Condensata in poche pagine ha letto la relazione del viaggio, che forse è durato dei mesi, e, naturalmente gli sembra facilissimo, perchè chi è lontano dal ballo fa gran salti. Ma, quando si trova in ballo, è tutt’altro; ed alla prima goccia di sudore, alla prima mosca che gli ronza alle orecchie, alla prima spinacristi che lo punge, al primo ruggito, alla vista della prima testa irsuta e unta di burro, scappa ai patrii lari, dichiarando altamente che quel clima è impossibile, che le mosche sono impossibili, che i leoni, gli indigeni sono impossibili ecc. ecc. insomma per lui tutto è impossibile.

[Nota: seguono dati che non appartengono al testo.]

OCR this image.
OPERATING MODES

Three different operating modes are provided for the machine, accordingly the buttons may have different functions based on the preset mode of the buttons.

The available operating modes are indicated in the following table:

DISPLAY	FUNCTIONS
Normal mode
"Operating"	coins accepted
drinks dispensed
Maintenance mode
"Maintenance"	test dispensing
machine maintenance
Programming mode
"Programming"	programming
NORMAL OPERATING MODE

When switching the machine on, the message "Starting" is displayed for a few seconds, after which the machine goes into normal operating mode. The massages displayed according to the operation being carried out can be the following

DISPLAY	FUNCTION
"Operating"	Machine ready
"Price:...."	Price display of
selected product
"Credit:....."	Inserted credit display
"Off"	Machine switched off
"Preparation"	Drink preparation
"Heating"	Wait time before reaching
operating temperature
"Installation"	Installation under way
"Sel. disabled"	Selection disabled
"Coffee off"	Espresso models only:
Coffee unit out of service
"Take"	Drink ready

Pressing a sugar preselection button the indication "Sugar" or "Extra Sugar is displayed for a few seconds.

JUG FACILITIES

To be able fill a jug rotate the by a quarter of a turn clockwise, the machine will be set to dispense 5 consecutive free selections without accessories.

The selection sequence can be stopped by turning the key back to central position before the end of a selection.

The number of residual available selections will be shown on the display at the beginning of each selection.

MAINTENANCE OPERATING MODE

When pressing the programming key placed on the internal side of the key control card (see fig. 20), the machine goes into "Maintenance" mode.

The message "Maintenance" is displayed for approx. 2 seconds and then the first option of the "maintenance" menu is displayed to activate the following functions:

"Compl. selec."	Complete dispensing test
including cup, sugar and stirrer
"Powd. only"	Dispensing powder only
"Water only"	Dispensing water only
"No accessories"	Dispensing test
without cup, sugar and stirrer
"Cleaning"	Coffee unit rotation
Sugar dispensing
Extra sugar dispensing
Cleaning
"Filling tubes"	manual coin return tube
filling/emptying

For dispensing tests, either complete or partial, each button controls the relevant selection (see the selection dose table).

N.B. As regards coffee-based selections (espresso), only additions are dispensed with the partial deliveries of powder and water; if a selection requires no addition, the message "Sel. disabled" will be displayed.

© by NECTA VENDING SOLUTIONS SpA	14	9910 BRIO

Tornato in patria, forse per cancellare interamente la memoria del caldo sofferto, si dà tutto alla lettura dei viaggi artici, ed a poco a poco se ne innammora, s’infiamma poichè cosa gli sembra molto più facile della prima.
Il caldo è insopportabile, è impossibile, ma il freddo è fatto soltanto per gli scamiciati; una buona pelliccia protegge da qualsiasi bassa temperatura. E poi non si è costretti a viaggiare sul cammello, sul mulo, sull’asino, a piedi e mancando spesso del necessario: ma, sul ghiaccio, si è comodamente trasportati dalle slitte, e per mare si è con lusso alloggiati in una forte ed elegante baleniera, sulla quale nulla manca, vi è tutto, il necessario ed il superfluo, vi è, per dirla in due parole, ogni confort.

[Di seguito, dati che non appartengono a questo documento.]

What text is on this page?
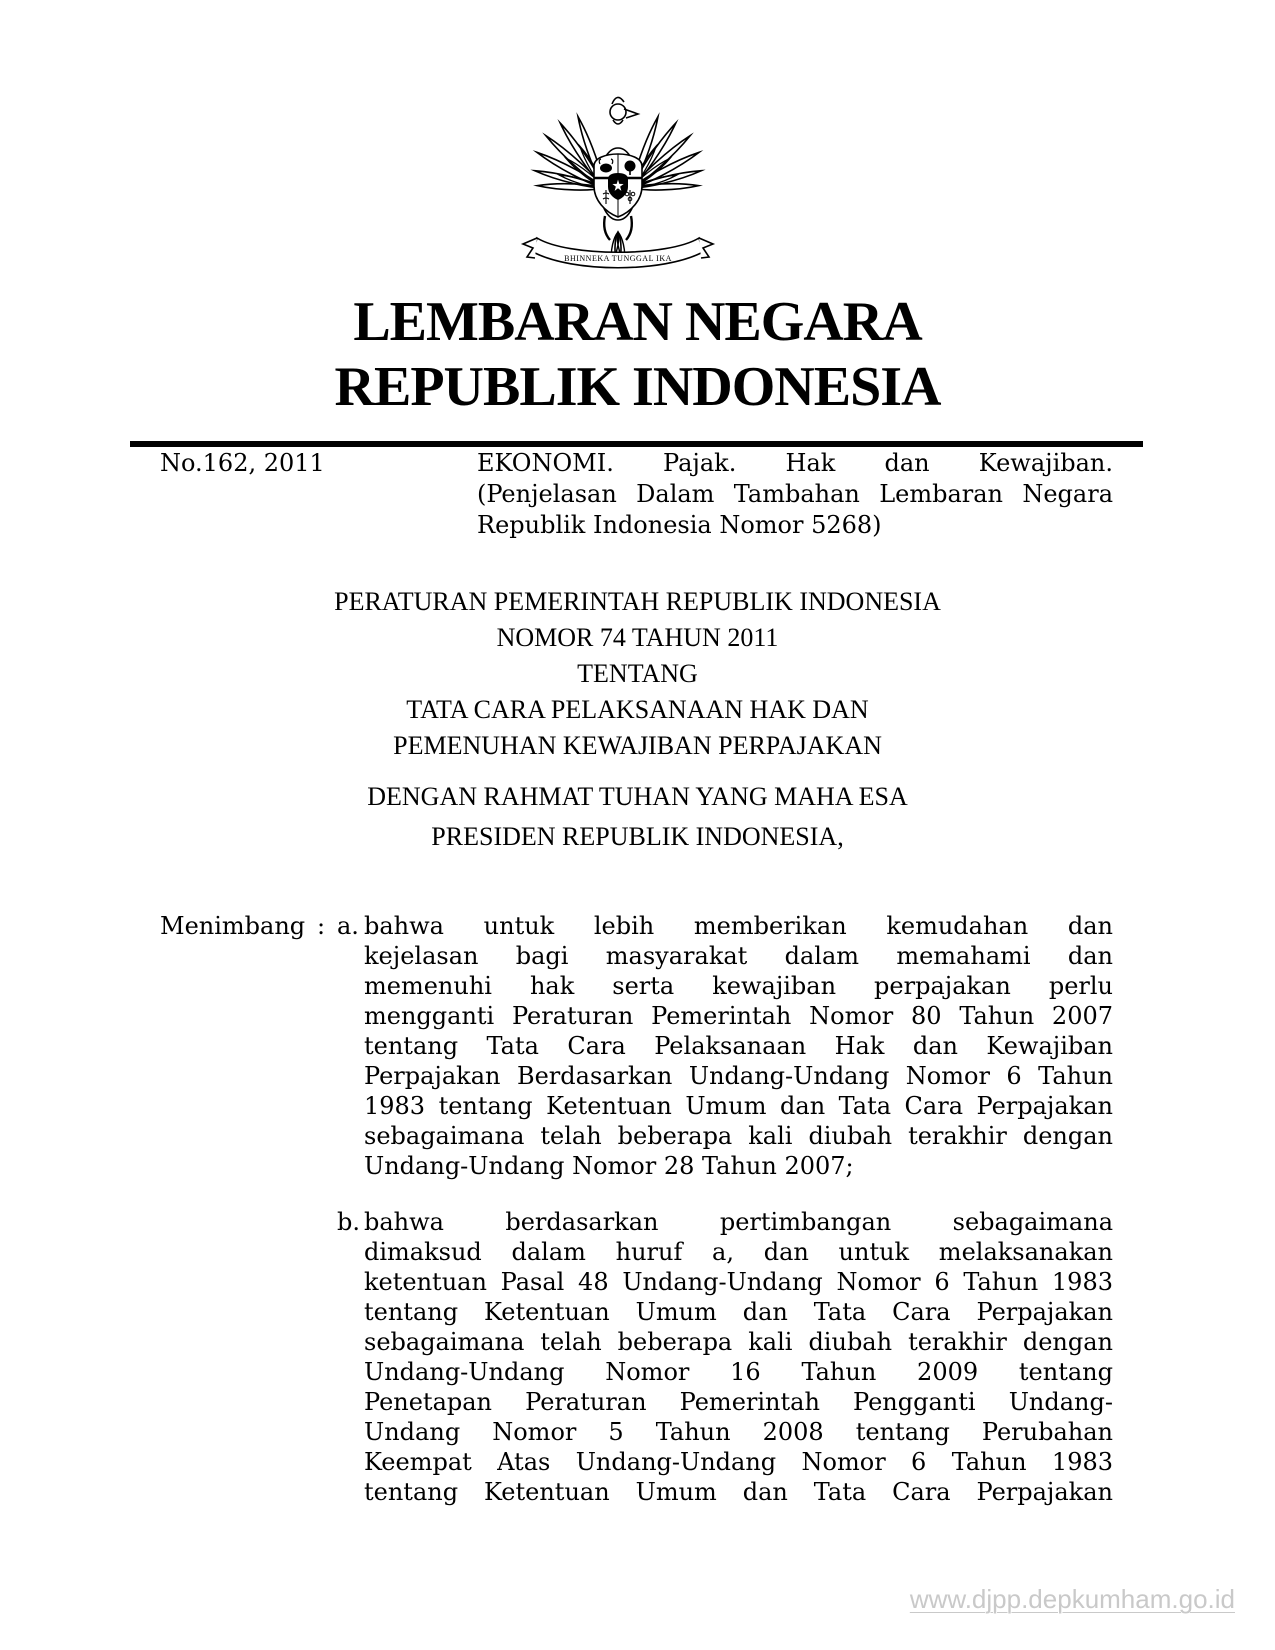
BHINNEKA TUNGGAL IKA
LEMBARAN NEGARA
REPUBLIK INDONESIA
No.162, 2011	EKONOMI. Pajak. Hak dan Kewajiban.
(Penjelasan Dalam Tambahan Lembaran Negara
Republik Indonesia Nomor 5268)
PERATURAN PEMERINTAH REPUBLIK INDONESIA
NOMOR 74 TAHUN 2011
TENTANG
TATA CARA PELAKSANAAN HAK DAN
PEMENUHAN KEWAJIBAN PERPAJAKAN
DENGAN RAHMAT TUHAN YANG MAHA ESA
PRESIDEN REPUBLIK INDONESIA,
Menimbang : a. bahwa untuk lebih memberikan kemudahan dan
kejelasan bagi masyarakat dalam memahami dan
memenuhi hak serta kewajiban perpajakan perlu
mengganti Peraturan Pemerintah Nomor 80 Tahun 2007
tentang Tata Cara Pelaksanaan Hak dan Kewajiban
Perpajakan Berdasarkan Undang-Undang Nomor 6 Tahun
1983 tentang Ketentuan Umum dan Tata Cara Perpajakan
sebagaimana telah beberapa kali diubah terakhir dengan
Undang-Undang Nomor 28 Tahun 2007;
b. bahwa berdasarkan pertimbangan sebagaimana
dimaksud dalam huruf a, dan untuk melaksanakan
ketentuan Pasal 48 Undang-Undang Nomor 6 Tahun 1983
tentang Ketentuan Umum dan Tata Cara Perpajakan
sebagaimana telah beberapa kali diubah terakhir dengan
Undang-Undang Nomor 16 Tahun 2009 tentang
Penetapan Peraturan Pemerintah Pengganti Undang-
Undang Nomor 5 Tahun 2008 tentang Perubahan
Keempat Atas Undang-Undang Nomor 6 Tahun 1983
tentang Ketentuan Umum dan Tata Cara Perpajakan
www.djpp.depkumham.go.id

Ma ecco che sorge improvvisa la pungente tramontana, che penetra fin nelle ossa; l’ice-berg, l’ice-field e tutte le innumerevoli specie di ghiacci, minacciano ad ogni momento di stritolare la svelta baleniera; a terra gli orsi bianchi mettono di continuo in mostra le loro bramose gole, e i pungentissimi e fortissimi denti: il nostro ardito viaggiatore vira prestamente di bordo e, a tutto vapore, ritorna nei placidi seni nativi, dichiarando, al suo solito, che quelle latitudini sono addirittura impossibili!

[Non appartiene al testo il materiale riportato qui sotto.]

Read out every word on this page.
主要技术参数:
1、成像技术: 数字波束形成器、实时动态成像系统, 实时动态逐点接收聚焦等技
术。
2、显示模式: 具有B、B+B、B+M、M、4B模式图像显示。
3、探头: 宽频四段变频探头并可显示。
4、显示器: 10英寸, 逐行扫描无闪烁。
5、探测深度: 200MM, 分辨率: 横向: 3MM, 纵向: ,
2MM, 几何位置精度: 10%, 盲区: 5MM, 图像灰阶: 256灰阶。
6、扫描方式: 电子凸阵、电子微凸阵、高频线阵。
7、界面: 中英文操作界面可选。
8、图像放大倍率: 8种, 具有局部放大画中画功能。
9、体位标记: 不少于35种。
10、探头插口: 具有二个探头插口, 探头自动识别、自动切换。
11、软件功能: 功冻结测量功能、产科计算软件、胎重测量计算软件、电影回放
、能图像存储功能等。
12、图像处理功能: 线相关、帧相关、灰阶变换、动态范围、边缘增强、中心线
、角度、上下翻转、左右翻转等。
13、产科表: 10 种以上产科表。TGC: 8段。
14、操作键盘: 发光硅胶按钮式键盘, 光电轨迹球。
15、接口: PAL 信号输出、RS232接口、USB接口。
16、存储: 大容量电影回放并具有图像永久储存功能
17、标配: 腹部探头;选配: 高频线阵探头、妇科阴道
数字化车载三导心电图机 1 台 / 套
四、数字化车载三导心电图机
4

Ma ancora non è tutto finito; poichè alle orecchie del nostro eroe perviene la nuova, che, nell’estremo lembo delle Americhe, c’è un regno stranissimo, stranissimamente governato da Sua Maestà X. I. che risiede a Parigi, e che dispensa a larghe mani onorificenze e titoli a destra e a sinistra.
Come resistere alla tentazione di andare a visitare quella regione? A che serve il danaro, se non ad istruirsi viaggiando? ecc. ecc.
Si fa vela per l’America; e questa volta il viaggio prende l’aspetto di una vera gita di piacere, tanto è facile! Si invitano gli amici, e per poco non si porta seco la graziosa appendice, la cocotte.
Ma ecco che, non appena sbarcati, a pochi passi dalla riva, vedono un’orma gigantesca; parrebbe di un pachiderma, ma è di un uomo. I giovani touristes, a quella vista, fanno dietro-fronte e spiegano tutte le vele al vento: decisamente, quei Patagoni sono della gente impossibile!.
Mi pare adunque che con ragione io paragonava siffatti uomini alle farfalle, che passano tutta la lor vita svolazzando di ramo in ramo, e seminando bruchi dovunque si posano.
Mi si potrebbe però dire che, tutto ciò che io ho scritto, non è altro che poesia, volo rettorico e forse di cattiva lega, che nella realtà siffatte persone non esistono: ma io potrei citare noi, e così dimostrare coi fatti quanto ho detto.
Ma, sia pure poesia, sia pure rettorica, io sarò soddisfattissimo se, per mezzo loro, son riuscito a dimostrare che, per potere condurre a buon porto un progetto, è necessario innanzi tutto studiarlo a fondo, e poi prevedere tutte le difficoltà che si possono incontrare nell’attuazione. E che, invece di nascondere gli ostacoli che vi si possono opporre, è più util cosa manifestarli francamente, suggerendo in pari tempo, e preparando i rimedi per superarli agevolmente.